Java only played one reserved seat engagement — in Hollywood. All others, including NY, played as many as 4 performances a day at reduced prices. This was both the first and last time this occurred, as there were no more pictures released in the process. And why wouldn’t they sell the program in any theatre to make money, since the first credit is “Cinerama Presents”. There were no “truth in souvenir program” laws that I know of.

veyoung52
veyoung52 on January 15, 2016 at 2:27 pm

What does “Krakatoa…” have to do with this discussion of “Cinerama’s Russian Adventure”? And what is the city/theatre mentioned in the January 14 post?

HowardBHaas
HowardBHaas on January 27, 2016 at 4:58 am

AMC website still asserts Uptown closed due to the snow storm.

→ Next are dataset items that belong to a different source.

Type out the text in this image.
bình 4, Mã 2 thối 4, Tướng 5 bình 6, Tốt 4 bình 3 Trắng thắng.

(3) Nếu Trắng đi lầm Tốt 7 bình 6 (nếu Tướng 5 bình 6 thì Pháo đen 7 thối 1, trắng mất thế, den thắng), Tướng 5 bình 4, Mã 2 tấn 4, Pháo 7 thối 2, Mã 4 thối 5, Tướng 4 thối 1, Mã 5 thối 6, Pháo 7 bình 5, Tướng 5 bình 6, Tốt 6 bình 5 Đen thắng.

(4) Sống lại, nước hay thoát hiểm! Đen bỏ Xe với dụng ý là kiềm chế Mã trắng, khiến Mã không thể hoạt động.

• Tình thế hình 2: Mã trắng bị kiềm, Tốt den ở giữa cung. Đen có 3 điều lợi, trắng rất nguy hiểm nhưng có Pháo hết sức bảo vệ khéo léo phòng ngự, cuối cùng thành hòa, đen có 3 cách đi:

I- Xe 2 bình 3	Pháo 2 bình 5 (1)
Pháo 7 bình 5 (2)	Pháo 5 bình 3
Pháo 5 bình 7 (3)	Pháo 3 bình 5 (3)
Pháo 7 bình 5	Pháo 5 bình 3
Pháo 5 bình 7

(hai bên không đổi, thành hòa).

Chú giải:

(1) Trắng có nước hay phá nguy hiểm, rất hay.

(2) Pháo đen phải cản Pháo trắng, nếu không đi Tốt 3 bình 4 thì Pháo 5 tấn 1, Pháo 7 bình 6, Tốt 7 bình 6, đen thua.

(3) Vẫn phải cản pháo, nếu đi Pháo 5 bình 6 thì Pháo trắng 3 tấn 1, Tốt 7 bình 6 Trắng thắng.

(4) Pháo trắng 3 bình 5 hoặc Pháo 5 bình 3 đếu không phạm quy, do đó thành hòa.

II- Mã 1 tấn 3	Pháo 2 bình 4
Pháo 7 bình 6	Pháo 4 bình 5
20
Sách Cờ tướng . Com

Why still closed?

Chris1982
Chris1982 on January 27, 2016 at 11:37 am

Howard, I have relatives outside of Washington DC and not all of the streets are cleared yet. They got 18 inches of snow and the area was not all been cleared yet. They were not prepared for that much snows. They even moved electric repair trucks from as far away as Missouri. Even the Federal Government was closed today. 91/27/16

HowardBHaas
HowardBHaas on January 27, 2016 at 11:38 am

Thanks, if the federal government closed today, I understand better. Yesterday, at least, AMC Mazza Gallerie was open, but that’s in a mall.

HowardBHaas
HowardBHaas on January 28, 2016 at 11:23 am

Back open today, with Star Wars: The Force Awakens.